Aus der Höhe, knapp noch kreisend über dem Acker zu sehen, der Schrei zweier Rotmilane.
Noch ist alles auf den ersten Blick das meiste im Garten braun-grün. Aber es sprießt und keim und knospet an allen Ecken und Enden. Die Farbenpracht steht kurz bevor.

Tisch weg. Tischtuch bleibt.
Nachdem wir uns selbst wieder halbwegs alltagstauglich hergerichtet hatten, durfte dann auch der Rest der Wohnung und Umfeld dran glauben.
Das Auto durfte mal wieder durch die Disco-Inferno-Waschstraße. Offenbar ist der Frühling jetzt lange genug anwesend, damit die Waschstraßenschlange am Wochenende nicht noch hundert Meter die Straße entlangläuft.
Wir räumten ein wenig hin und her:
Bier, Tonic Water und Cola wanderten ins Auto – erfahrungsgemäß geht das am Wochenende im Garten besser weg als in der Woche in der Wohnung.
Die Klappstühle und der Klapptisch wanderten zurück in den Keller. Das restliche Geschirr drehte Runden durch die Geschirrspülmaschine. Nur ein einzelnes Sektglas versteckte sich bis zum Montagsfrühstück in einer hinteren Regaleckeund darf nun allein unter Alltagsgeschirr seine Waschung durchlaufen.
Die Zitronen-Tischdecke blieb. Die ist zwar grenzwertig groß für den Wohnzimmertisch in seiner Alltagsgröße.
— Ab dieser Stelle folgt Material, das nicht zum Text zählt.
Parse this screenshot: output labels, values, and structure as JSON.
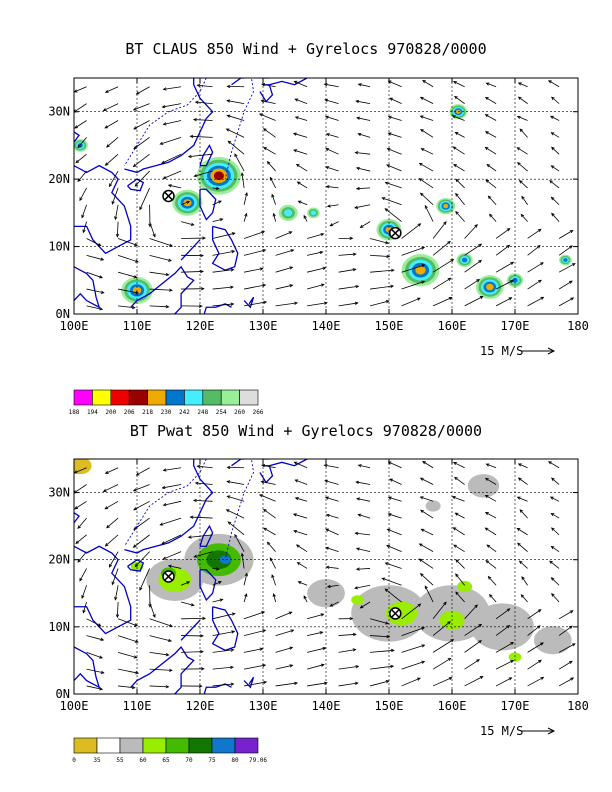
{
  "chart_data": [
    {
      "type": "heatmap",
      "title": "BT CLAUS 850 Wind + Gyrelocs 970828/0000",
      "x_ticks": [
        "100E",
        "110E",
        "120E",
        "130E",
        "140E",
        "150E",
        "160E",
        "170E",
        "180"
      ],
      "y_ticks": [
        "0N",
        "10N",
        "20N",
        "30N"
      ],
      "xlim": [
        100,
        180
      ],
      "ylim": [
        0,
        35
      ],
      "grid": true,
      "wind_reference_label": "15 M/S",
      "legend": {
        "values": [
          "188",
          "194",
          "200",
          "206",
          "218",
          "230",
          "242",
          "248",
          "254",
          "260",
          "266"
        ],
        "colors": [
          "#ff00ff",
          "#ffff00",
          "#ee0000",
          "#990000",
          "#eeaa00",
          "#0077cc",
          "#44eeff",
          "#55bb66",
          "#99ee99",
          "#dddddd"
        ]
      },
      "gyre_locations": [
        {
          "lon": 115,
          "lat": 17.5
        },
        {
          "lon": 151,
          "lat": 12
        }
      ],
      "features": [
        {
          "lon": 123,
          "lat": 20.5,
          "r": 3.5,
          "level": 3
        },
        {
          "lon": 118,
          "lat": 16.5,
          "r": 2.4,
          "level": 2
        },
        {
          "lon": 110,
          "lat": 3.5,
          "r": 2.5,
          "level": 2
        },
        {
          "lon": 101,
          "lat": 25,
          "r": 1.2,
          "level": 1
        },
        {
          "lon": 150,
          "lat": 12.5,
          "r": 2.0,
          "level": 2
        },
        {
          "lon": 155,
          "lat": 6.5,
          "r": 3.0,
          "level": 2
        },
        {
          "lon": 159,
          "lat": 16,
          "r": 1.5,
          "level": 2
        },
        {
          "lon": 161,
          "lat": 30,
          "r": 1.4,
          "level": 2
        },
        {
          "lon": 166,
          "lat": 4,
          "r": 2.2,
          "level": 2
        },
        {
          "lon": 162,
          "lat": 8,
          "r": 1.3,
          "level": 1
        },
        {
          "lon": 138,
          "lat": 15,
          "r": 1.0,
          "level": 0
        },
        {
          "lon": 134,
          "lat": 15,
          "r": 1.5,
          "level": 0
        },
        {
          "lon": 178,
          "lat": 8,
          "r": 1.0,
          "level": 1
        },
        {
          "lon": 170,
          "lat": 5,
          "r": 1.3,
          "level": 1
        }
      ]
    },
    {
      "type": "heatmap",
      "title": "BT Pwat 850 Wind + Gyrelocs 970828/0000",
      "x_ticks": [
        "100E",
        "110E",
        "120E",
        "130E",
        "140E",
        "150E",
        "160E",
        "170E",
        "180"
      ],
      "y_ticks": [
        "0N",
        "10N",
        "20N",
        "30N"
      ],
      "xlim": [
        100,
        180
      ],
      "ylim": [
        0,
        35
      ],
      "grid": true,
      "wind_reference_label": "15 M/S",
      "legend": {
        "values": [
          "0",
          "35",
          "55",
          "60",
          "65",
          "70",
          "75",
          "80",
          "79.06"
        ],
        "colors": [
          "#ddbb22",
          "#ffffff",
          "#bbbbbb",
          "#99ee00",
          "#44bb00",
          "#117700",
          "#1177cc",
          "#7722cc"
        ]
      },
      "gyre_locations": [
        {
          "lon": 115,
          "lat": 17.5
        },
        {
          "lon": 151,
          "lat": 12
        }
      ],
      "features": [
        {
          "lon": 123,
          "lat": 20,
          "r": 5.5,
          "level": 2
        },
        {
          "lon": 123,
          "lat": 20,
          "r": 3.5,
          "level": 4
        },
        {
          "lon": 123,
          "lat": 20,
          "r": 2.0,
          "level": 5
        },
        {
          "lon": 124,
          "lat": 20,
          "r": 0.9,
          "level": 6
        },
        {
          "lon": 116,
          "lat": 17,
          "r": 4.5,
          "level": 2
        },
        {
          "lon": 116,
          "lat": 17,
          "r": 2.6,
          "level": 3
        },
        {
          "lon": 115,
          "lat": 18,
          "r": 1.2,
          "level": 4
        },
        {
          "lon": 150,
          "lat": 12,
          "r": 6,
          "level": 2
        },
        {
          "lon": 160,
          "lat": 12,
          "r": 6,
          "level": 2
        },
        {
          "lon": 168,
          "lat": 10,
          "r": 5,
          "level": 2
        },
        {
          "lon": 176,
          "lat": 8,
          "r": 3,
          "level": 2
        },
        {
          "lon": 140,
          "lat": 15,
          "r": 3,
          "level": 2
        },
        {
          "lon": 152,
          "lat": 12,
          "r": 2.5,
          "level": 3
        },
        {
          "lon": 160,
          "lat": 11,
          "r": 2.0,
          "level": 3
        },
        {
          "lon": 145,
          "lat": 14,
          "r": 1.0,
          "level": 3
        },
        {
          "lon": 162,
          "lat": 16,
          "r": 1.2,
          "level": 3
        },
        {
          "lon": 170,
          "lat": 5.5,
          "r": 1.0,
          "level": 3
        },
        {
          "lon": 110,
          "lat": 19,
          "r": 1.0,
          "level": 3
        },
        {
          "lon": 165,
          "lat": 31,
          "r": 2.5,
          "level": 2
        },
        {
          "lon": 157,
          "lat": 28,
          "r": 1.2,
          "level": 2
        },
        {
          "lon": 101,
          "lat": 34,
          "r": 1.8,
          "level": 0
        }
      ]
    }
  ]
}
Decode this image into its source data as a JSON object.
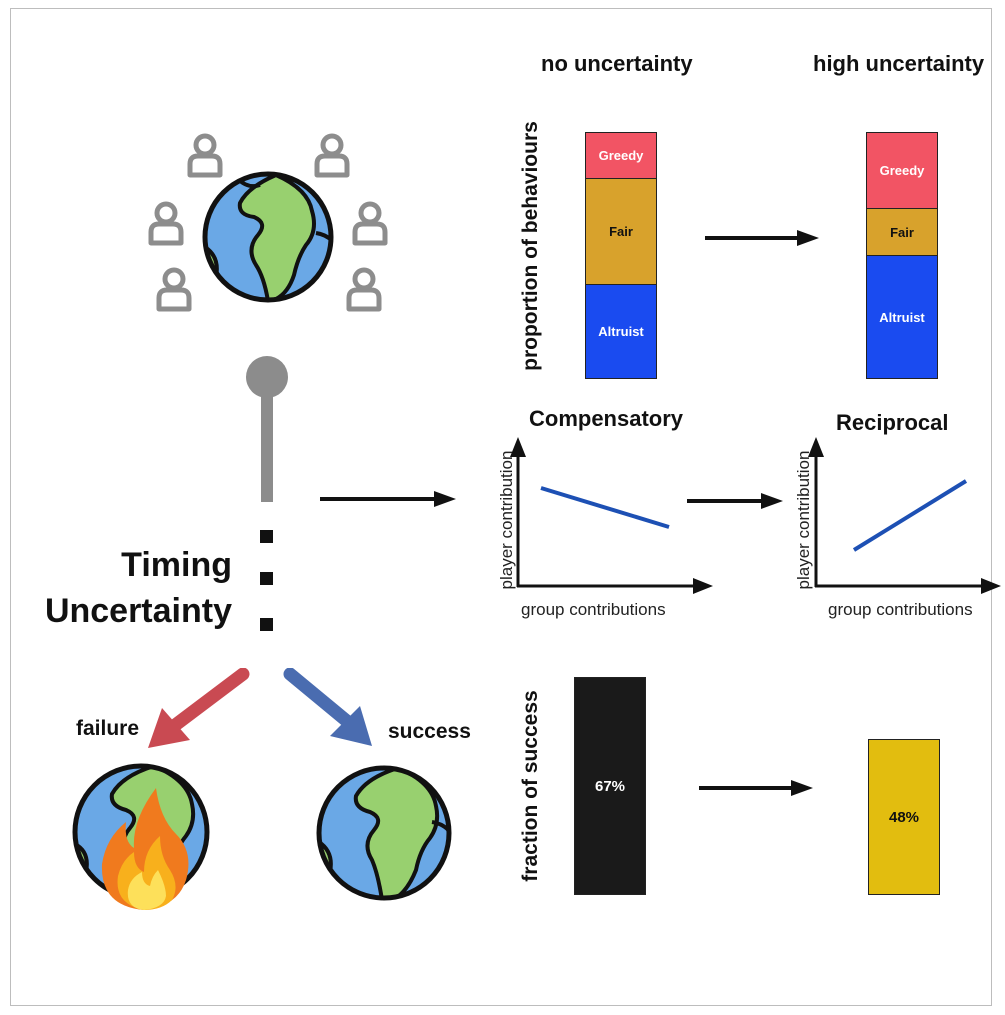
{
  "headers": {
    "left": "no uncertainty",
    "right": "high uncertainty"
  },
  "behaviour_panel": {
    "ylabel": "proportion of behaviours",
    "colors": {
      "greedy": "#f25464",
      "fair": "#d8a22c",
      "altruist": "#1a4bf0"
    },
    "no_uncertainty": [
      {
        "label": "Greedy",
        "value": 0.19
      },
      {
        "label": "Fair",
        "value": 0.43
      },
      {
        "label": "Altruist",
        "value": 0.38
      }
    ],
    "high_uncertainty": [
      {
        "label": "Greedy",
        "value": 0.31
      },
      {
        "label": "Fair",
        "value": 0.19
      },
      {
        "label": "Altruist",
        "value": 0.5
      }
    ]
  },
  "strategy_panel": {
    "left_title": "Compensatory",
    "right_title": "Reciprocal",
    "xlabel": "group contributions",
    "ylabel": "player contribution",
    "line_color": "#1d50b4"
  },
  "timing": {
    "line1": "Timing",
    "line2": "Uncertainty"
  },
  "outcomes": {
    "failure": "failure",
    "success": "success",
    "failure_color": "#c94a52",
    "success_color": "#4a6cb0"
  },
  "success_panel": {
    "ylabel": "fraction of success",
    "no_uncertainty": {
      "label": "67%",
      "value": 0.67,
      "color": "#1a1a1a"
    },
    "high_uncertainty": {
      "label": "48%",
      "value": 0.48,
      "color": "#e2bd0f"
    }
  },
  "icons": [
    "person-icon",
    "earth-icon",
    "fire-icon",
    "arrow-icon"
  ]
}
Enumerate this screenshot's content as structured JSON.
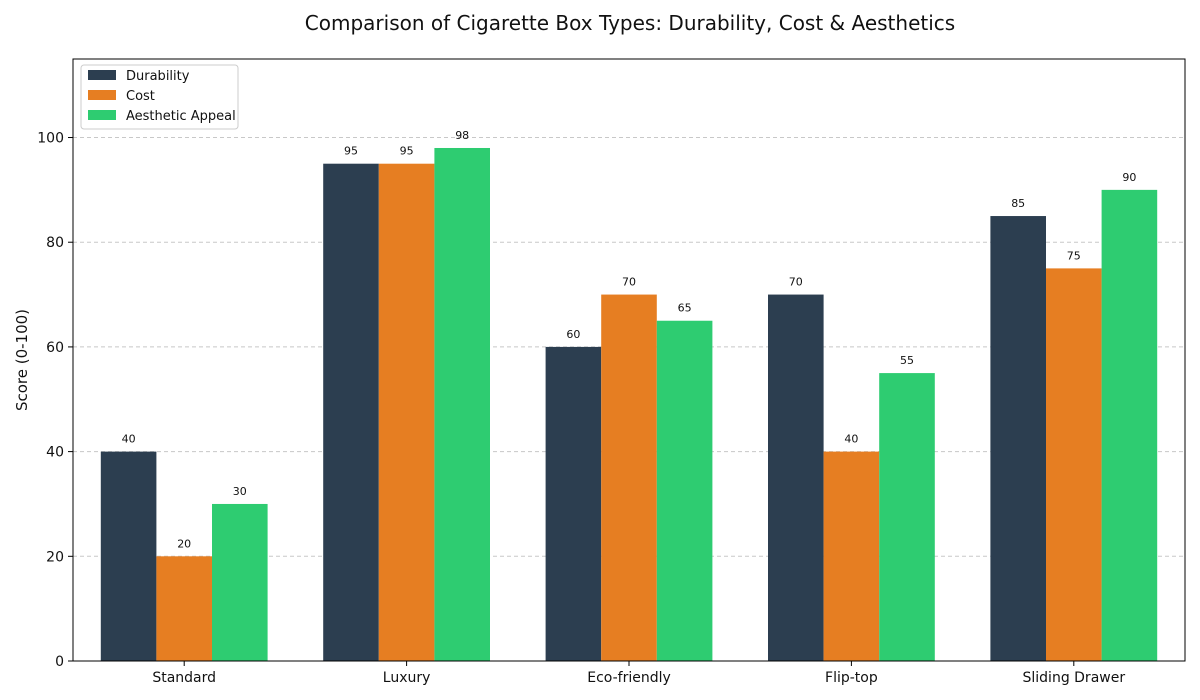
{
  "chart_data": {
    "type": "bar",
    "title": "Comparison of Cigarette Box Types: Durability, Cost & Aesthetics",
    "xlabel": "",
    "ylabel": "Score (0-100)",
    "ylim": [
      0,
      115
    ],
    "yticks": [
      0,
      20,
      40,
      60,
      80,
      100
    ],
    "grid": true,
    "legend_position": "top-left",
    "categories": [
      "Standard",
      "Luxury",
      "Eco-friendly",
      "Flip-top",
      "Sliding Drawer"
    ],
    "series": [
      {
        "name": "Durability",
        "color": "#2c3e50",
        "values": [
          40,
          95,
          60,
          70,
          85
        ]
      },
      {
        "name": "Cost",
        "color": "#e67e22",
        "values": [
          20,
          95,
          70,
          40,
          75
        ]
      },
      {
        "name": "Aesthetic Appeal",
        "color": "#2ecc71",
        "values": [
          30,
          98,
          65,
          55,
          90
        ]
      }
    ]
  }
}
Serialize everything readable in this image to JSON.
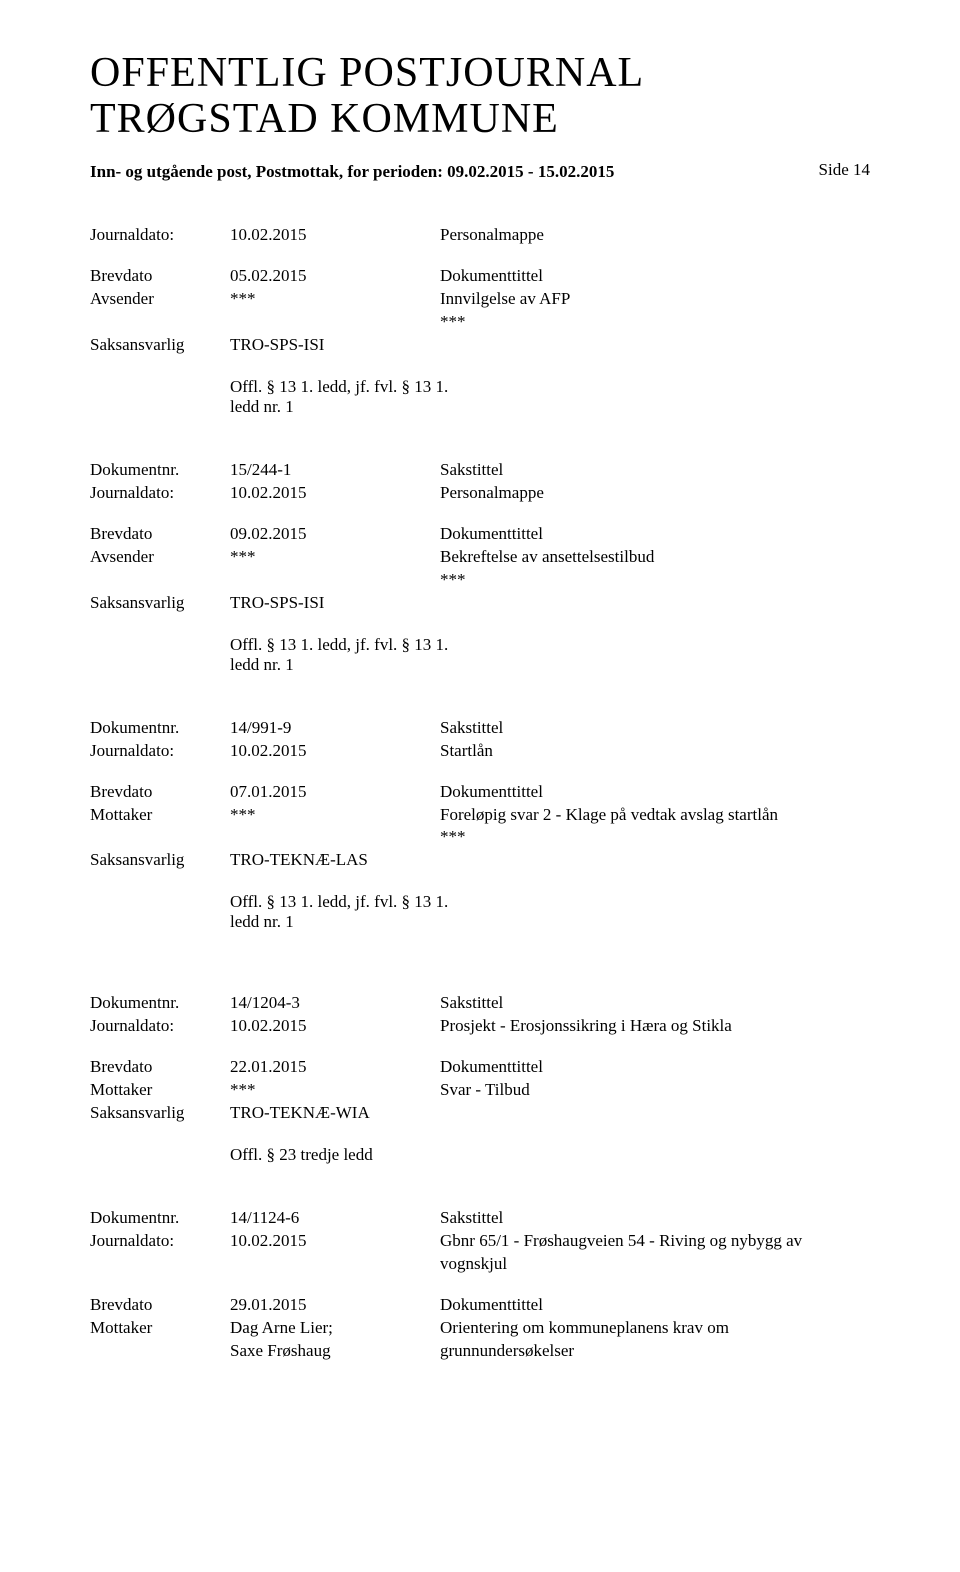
{
  "header": {
    "title_line1": "OFFENTLIG POSTJOURNAL",
    "title_line2": "TRØGSTAD KOMMUNE",
    "period": "Inn- og utgående post, Postmottak, for perioden: 09.02.2015 - 15.02.2015",
    "side_label": "Side 14"
  },
  "labels": {
    "journaldato": "Journaldato:",
    "brevdato": "Brevdato",
    "avsender": "Avsender",
    "mottaker": "Mottaker",
    "saksansvarlig": "Saksansvarlig",
    "dokumentnr": "Dokumentnr.",
    "sakstittel": "Sakstittel",
    "dokumenttittel": "Dokumenttittel"
  },
  "entries": [
    {
      "journaldato": "10.02.2015",
      "jd_right": "Personalmappe",
      "brevdato": "05.02.2015",
      "party_label": "Avsender",
      "party_value": "***",
      "doc_title": "Innvilgelse av AFP",
      "doc_title_extra": "***",
      "ansvarlig": "TRO-SPS-ISI",
      "offl": "Offl. § 13 1. ledd, jf. fvl. § 13 1. ledd nr. 1"
    },
    {
      "dokumentnr": "15/244-1",
      "journaldato": "10.02.2015",
      "jd_right": "Personalmappe",
      "brevdato": "09.02.2015",
      "party_label": "Avsender",
      "party_value": "***",
      "doc_title": "Bekreftelse av ansettelsestilbud",
      "doc_title_extra": "***",
      "ansvarlig": "TRO-SPS-ISI",
      "offl": "Offl. § 13 1. ledd, jf. fvl. § 13 1. ledd nr. 1"
    },
    {
      "dokumentnr": "14/991-9",
      "journaldato": "10.02.2015",
      "jd_right": "Startlån",
      "brevdato": "07.01.2015",
      "party_label": "Mottaker",
      "party_value": "***",
      "doc_title": "Foreløpig svar 2 - Klage på vedtak avslag startlån",
      "doc_title_extra": "***",
      "ansvarlig": "TRO-TEKNÆ-LAS",
      "offl": "Offl. § 13 1. ledd, jf. fvl. § 13 1. ledd nr. 1"
    },
    {
      "dokumentnr": "14/1204-3",
      "journaldato": "10.02.2015",
      "jd_right": "Prosjekt - Erosjonssikring i Hæra og Stikla",
      "brevdato": "22.01.2015",
      "party_label": "Mottaker",
      "party_value": "***",
      "doc_title": "Svar - Tilbud",
      "ansvarlig": "TRO-TEKNÆ-WIA",
      "offl": "Offl. § 23 tredje ledd",
      "extra_gap": true
    },
    {
      "dokumentnr": "14/1124-6",
      "journaldato": "10.02.2015",
      "jd_right": "Gbnr 65/1 - Frøshaugveien 54 - Riving og nybygg av vognskjul",
      "brevdato": "29.01.2015",
      "party_label": "Mottaker",
      "party_value": "Dag Arne Lier;",
      "party_value2": "Saxe Frøshaug",
      "doc_title": "Orientering om kommuneplanens krav om",
      "doc_title_extra": "grunnundersøkelser"
    }
  ]
}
Aber sie macht mir einfach gute Laune.
Nusskanne, Vertreibung, Versöhnung
Max war im Dokumentationszentrum Flucht, Vertreibung, Versöhnung – ein Zentrum, das einen maximal schlechten Start hatte, aber sonst sehenswert ist.
Eine Website zur Nusskanne: Nusskanne.de. Ich hatte keine Ahnung! (via)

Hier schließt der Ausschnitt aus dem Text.